I was like a tourist and protected by Chepe and his friends. We walked among those people and I tried to take them in without looking like I was staring. It was forbidden to take photos so I had to try to remember what I saw.
We came upon a police car with several men. One of them was dressed in an army jacket and taking pictures of someone lying on the street. It was a dead boy who appeared in his twenties. I didn’t look close enough to see where he’d been shot. I was struck at how reverently the photographer removed the boy’s jacket and folded it. He then went to the police car and said something to the policeman. They laughed. People passed by as if this were a normal day in Cartucho.

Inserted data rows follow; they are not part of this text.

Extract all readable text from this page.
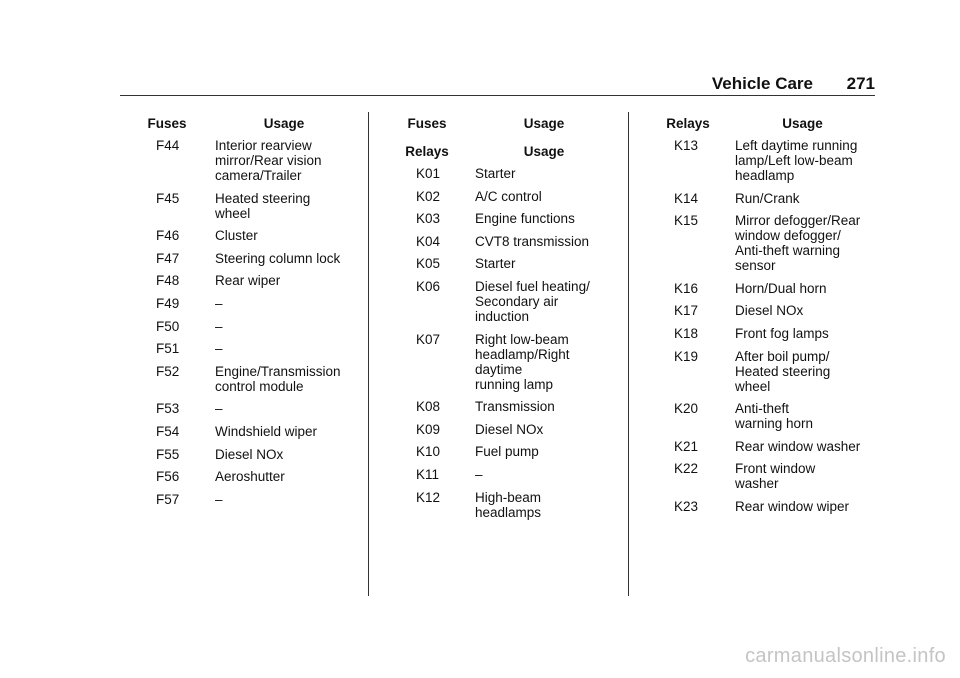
Vehicle Care 271
Fuses	Usage
F44	Interior rearview
mirror/Rear vision
camera/Trailer
F45	Heated steering
wheel
F46	Cluster
F47	Steering column lock
F48	Rear wiper
F49	–
F50	–
F51	–
F52	Engine/Transmission
control module
F53	–
F54	Windshield wiper
F55	Diesel NOx
F56	Aeroshutter
F57	–
Fuses	Usage
Relays	Usage
K01	Starter
K02	A/C control
K03	Engine functions
K04	CVT8 transmission
K05	Starter
K06	Diesel fuel heating/
Secondary air
induction
K07	Right low-beam
headlamp/Right
daytime
running lamp
K08	Transmission
K09	Diesel NOx
K10	Fuel pump
K11	–
K12	High-beam
headlamps
Relays	Usage
K13	Left daytime running
lamp/Left low-beam
headlamp
K14	Run/Crank
K15	Mirror defogger/Rear
window defogger/
Anti-theft warning
sensor
K16	Horn/Dual horn
K17	Diesel NOx
K18	Front fog lamps
K19	After boil pump/
Heated steering
wheel
K20	Anti-theft
warning horn
K21	Rear window washer
K22	Front window
washer
K23	Rear window wiper
carmanualsonline.info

On that trip I also got to see an old friend I’d known from those YMCA days. Victor had become a prosecutor in Colombia. In the law enforcement system there, prosecutors did many of the functions that a police investigator would do in the U.S.. That made his job very dangerous. He was called a “faceless prosecutor” because no one was allowed to know who he was. Otherwise the criminals he was prosecuting might give him a “plata o promo” demand: “money or bullet.” Victor interviewed suspects from behind a one-way mirror in his office. and signed documents with a code name. He met me outside the building so no one could identify me going there. At one point he was sent to Medellín to hunt Pablo Escobar because law enforcement couldn’t trust the police in Medellín. Escobar also had spies in the phone system. That meant Victor wasn’t allowed to call his family. When he learned that Escobar was going to explode a bomb in Bogotá he couldn’t warn his wife.
Of course I used all of this in my book. It was never published.